The most common side effects of Tyvaso are coughing, headache, throat irritation and pain, nausea, reddening of the face and neck (flushing), and fainting or loss of consciousness. These are not all the possible side effects of Tyvaso. Tell your doctor about any side effects that bother you or do not go away. Your doctor may be able to help you manage the side effects.

For additional information about Tyvaso, please see accompanying Full Prescribing Information, Patient Package Insert and the Tyvaso Inhalation System Instructions for Use manual, visit www.tyvaso.com, or call 1-877-864-8437.

Remodulin® (treprostinil) Injection

Remodulin is a prostacyclin vasodilator indicated for the treatment of pulmonary arterial hypertension (PAH) (WHO Group 1) to diminish symptoms associated with exercise. Studies establishing effectiveness included patients with NYHA Functional Class II-IV symptoms and etiologies of idiopathic or heritable PAH (58%), PAH associated with congenital systemic-to-pulmonary shunts (23%), or PAH associated with connective tissue diseases (19%). It may be administered as a continuous subcutaneous infusion or continuous intravenous infusion; however, because of the risks associated with chronic indwelling central venous catheters, including serious blood stream infections, continuous intravenous infusion should be reserved for patients who are intolerant of the subcutaneous route, or in whom these risks are considered warranted.

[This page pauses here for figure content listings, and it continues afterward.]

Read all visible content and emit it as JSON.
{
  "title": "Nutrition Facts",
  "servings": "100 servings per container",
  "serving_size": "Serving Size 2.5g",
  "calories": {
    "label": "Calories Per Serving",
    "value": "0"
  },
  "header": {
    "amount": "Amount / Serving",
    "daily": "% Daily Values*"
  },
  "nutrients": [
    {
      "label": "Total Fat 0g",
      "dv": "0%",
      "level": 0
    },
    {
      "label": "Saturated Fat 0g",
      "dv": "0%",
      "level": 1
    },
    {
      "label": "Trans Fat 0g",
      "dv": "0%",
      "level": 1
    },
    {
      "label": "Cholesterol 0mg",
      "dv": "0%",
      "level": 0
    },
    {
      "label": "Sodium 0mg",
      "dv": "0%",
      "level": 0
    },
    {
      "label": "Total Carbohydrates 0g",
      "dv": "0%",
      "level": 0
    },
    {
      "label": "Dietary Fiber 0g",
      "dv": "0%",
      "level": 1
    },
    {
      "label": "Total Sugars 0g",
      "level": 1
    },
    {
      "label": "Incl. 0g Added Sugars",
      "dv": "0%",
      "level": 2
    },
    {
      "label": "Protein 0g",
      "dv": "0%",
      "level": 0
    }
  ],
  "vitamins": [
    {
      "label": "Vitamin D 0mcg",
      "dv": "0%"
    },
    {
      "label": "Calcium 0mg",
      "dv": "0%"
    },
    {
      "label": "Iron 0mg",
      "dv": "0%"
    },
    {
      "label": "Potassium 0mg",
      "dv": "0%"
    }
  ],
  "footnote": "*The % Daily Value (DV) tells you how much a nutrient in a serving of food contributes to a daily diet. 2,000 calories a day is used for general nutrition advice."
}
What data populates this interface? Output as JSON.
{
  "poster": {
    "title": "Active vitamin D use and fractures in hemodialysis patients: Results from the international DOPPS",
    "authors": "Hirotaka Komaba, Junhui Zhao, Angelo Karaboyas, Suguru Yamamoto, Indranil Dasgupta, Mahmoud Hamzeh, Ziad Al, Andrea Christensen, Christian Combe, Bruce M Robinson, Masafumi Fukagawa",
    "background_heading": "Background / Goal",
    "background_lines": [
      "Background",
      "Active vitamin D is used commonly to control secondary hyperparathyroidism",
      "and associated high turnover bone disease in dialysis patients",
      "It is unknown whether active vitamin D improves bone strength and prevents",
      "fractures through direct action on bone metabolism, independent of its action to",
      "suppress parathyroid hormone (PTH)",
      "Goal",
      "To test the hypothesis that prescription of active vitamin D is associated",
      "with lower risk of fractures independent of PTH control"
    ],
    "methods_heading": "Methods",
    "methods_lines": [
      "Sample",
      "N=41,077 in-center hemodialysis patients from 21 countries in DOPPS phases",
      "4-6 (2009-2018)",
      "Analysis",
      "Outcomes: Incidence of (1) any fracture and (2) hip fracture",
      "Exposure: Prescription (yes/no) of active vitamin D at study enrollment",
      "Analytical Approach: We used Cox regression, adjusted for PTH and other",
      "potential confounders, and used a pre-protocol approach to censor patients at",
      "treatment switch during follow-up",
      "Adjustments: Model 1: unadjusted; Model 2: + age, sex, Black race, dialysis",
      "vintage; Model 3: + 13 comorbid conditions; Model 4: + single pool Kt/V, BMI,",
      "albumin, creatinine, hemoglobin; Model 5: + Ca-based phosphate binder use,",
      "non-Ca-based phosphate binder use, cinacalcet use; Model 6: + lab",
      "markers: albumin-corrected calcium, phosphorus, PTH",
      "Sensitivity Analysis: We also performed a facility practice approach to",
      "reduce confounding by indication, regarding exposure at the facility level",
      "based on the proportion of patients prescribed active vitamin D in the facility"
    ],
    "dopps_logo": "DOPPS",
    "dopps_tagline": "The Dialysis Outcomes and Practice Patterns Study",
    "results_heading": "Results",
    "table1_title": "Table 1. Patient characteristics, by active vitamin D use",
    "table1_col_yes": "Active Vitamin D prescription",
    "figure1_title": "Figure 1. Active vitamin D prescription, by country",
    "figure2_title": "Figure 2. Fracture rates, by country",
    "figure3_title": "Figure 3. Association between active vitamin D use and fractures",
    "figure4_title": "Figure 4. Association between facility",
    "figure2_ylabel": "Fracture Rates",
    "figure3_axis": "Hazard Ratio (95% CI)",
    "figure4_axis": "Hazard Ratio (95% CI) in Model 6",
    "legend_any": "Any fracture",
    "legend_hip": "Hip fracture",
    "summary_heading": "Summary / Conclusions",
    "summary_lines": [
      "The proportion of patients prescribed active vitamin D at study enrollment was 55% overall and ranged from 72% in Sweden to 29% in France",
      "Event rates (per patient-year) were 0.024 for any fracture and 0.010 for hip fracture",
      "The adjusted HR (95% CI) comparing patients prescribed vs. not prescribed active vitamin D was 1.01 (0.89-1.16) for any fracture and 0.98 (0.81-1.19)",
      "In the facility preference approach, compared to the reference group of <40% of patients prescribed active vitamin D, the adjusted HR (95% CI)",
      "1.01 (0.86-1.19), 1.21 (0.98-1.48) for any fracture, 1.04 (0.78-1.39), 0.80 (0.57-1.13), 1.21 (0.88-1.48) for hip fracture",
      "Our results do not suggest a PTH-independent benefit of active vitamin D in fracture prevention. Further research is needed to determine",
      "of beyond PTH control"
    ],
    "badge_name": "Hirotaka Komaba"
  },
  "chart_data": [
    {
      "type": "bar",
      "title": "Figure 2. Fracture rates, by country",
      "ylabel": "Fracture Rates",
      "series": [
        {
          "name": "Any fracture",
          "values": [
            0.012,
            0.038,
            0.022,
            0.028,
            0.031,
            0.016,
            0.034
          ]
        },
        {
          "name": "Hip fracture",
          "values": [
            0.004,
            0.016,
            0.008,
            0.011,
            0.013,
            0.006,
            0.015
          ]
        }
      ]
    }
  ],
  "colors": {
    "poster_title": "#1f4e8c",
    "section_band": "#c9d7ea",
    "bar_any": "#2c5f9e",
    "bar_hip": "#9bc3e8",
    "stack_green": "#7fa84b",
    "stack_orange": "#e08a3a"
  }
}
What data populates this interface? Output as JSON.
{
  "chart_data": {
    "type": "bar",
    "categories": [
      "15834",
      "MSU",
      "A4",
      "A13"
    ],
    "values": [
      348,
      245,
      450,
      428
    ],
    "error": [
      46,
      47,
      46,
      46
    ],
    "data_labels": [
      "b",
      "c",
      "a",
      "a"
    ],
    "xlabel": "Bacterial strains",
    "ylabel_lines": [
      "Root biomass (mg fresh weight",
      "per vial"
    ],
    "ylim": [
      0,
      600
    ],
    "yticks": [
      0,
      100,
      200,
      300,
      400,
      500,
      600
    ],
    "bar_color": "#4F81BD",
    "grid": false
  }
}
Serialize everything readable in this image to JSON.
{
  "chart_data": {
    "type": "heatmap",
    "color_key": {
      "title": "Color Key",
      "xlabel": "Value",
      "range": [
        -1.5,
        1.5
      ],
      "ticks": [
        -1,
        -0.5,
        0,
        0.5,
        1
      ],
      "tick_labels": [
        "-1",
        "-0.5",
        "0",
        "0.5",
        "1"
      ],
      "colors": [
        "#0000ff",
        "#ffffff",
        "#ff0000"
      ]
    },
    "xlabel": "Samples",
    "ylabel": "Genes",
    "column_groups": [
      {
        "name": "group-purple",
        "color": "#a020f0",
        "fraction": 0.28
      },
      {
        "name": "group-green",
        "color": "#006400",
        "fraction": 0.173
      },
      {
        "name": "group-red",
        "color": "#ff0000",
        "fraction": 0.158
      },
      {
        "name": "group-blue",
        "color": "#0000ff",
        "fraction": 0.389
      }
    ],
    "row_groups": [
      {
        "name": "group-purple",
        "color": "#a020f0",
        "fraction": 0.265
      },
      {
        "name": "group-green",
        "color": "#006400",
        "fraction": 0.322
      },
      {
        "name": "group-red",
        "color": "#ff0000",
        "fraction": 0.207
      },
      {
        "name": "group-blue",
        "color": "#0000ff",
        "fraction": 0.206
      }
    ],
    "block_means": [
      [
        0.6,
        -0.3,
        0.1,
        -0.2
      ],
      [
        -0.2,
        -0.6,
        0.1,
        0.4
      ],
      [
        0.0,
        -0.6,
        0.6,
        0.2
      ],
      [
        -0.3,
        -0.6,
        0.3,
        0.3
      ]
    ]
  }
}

In patients with PAH requiring transition from Flolan® (epoprostenol sodium), Remodulin is indicated to diminish the rate of clinical deterioration. The risks and benefits of each drug should be carefully considered prior to transition.


  • Chronic intravenous infusions of Remodulin are delivered using an indwelling central venous catheter. This route is associated with the risk of blood stream infections (BSI) and sepsis, which may be fatal. Therefore, continuous subcutaneous infusion is the preferred mode of administration.
  • Remodulin should be used only by clinicians experienced in the diagnosis and treatment of PAH.
  • Remodulin is a potent pulmonary and systemic vasodilator. It lowers blood pressure, which may be further lowered by other drugs that also reduce blood pressure.
  • Remodulin inhibits platelet aggregation and therefore, may increase the risk of bleeding, particularly in patients on anticoagulants.
  • Remodulin dosage adjustment may be necessary if inhibitors or inducers of CYP2C8 are added or withdrawn.
  • Initiation of Remodulin must be performed in a setting with adequate personnel and equipment for physiological monitoring and emergency care.
  • Therapy with Remodulin may be used for prolonged periods, and the patient’s ability to administer Remodulin and care for an infusion system should be carefully considered.
  • Remodulin dosage should be increased for lack of improvement in, or worsening of, symptoms and it should be decreased for excessive pharmacologic effects or for unacceptable infusion site symptoms.
  • Abrupt withdrawal or sudden large reductions in dosage of Remodulin may result in worsening of PAH symptoms and should be avoided.
  • Caution should be used in patients with hepatic or renal insufficiency.
  • The most common side effects of Remodulin included those related to the method of infusion. For subcutaneous infusion, infusion site pain and infusion site reaction (redness and swelling) occurred in the majority of patients. These symptoms were often severe and could lead to treatment with narcotics or discontinuation of Remodulin. For intravenous infusion, line infections, sepsis, arm swelling, tingling sensations, bruising, and pain were most common. General side effects (>5% more than placebo) were diarrhea, jaw pain, vasodilatation and edema.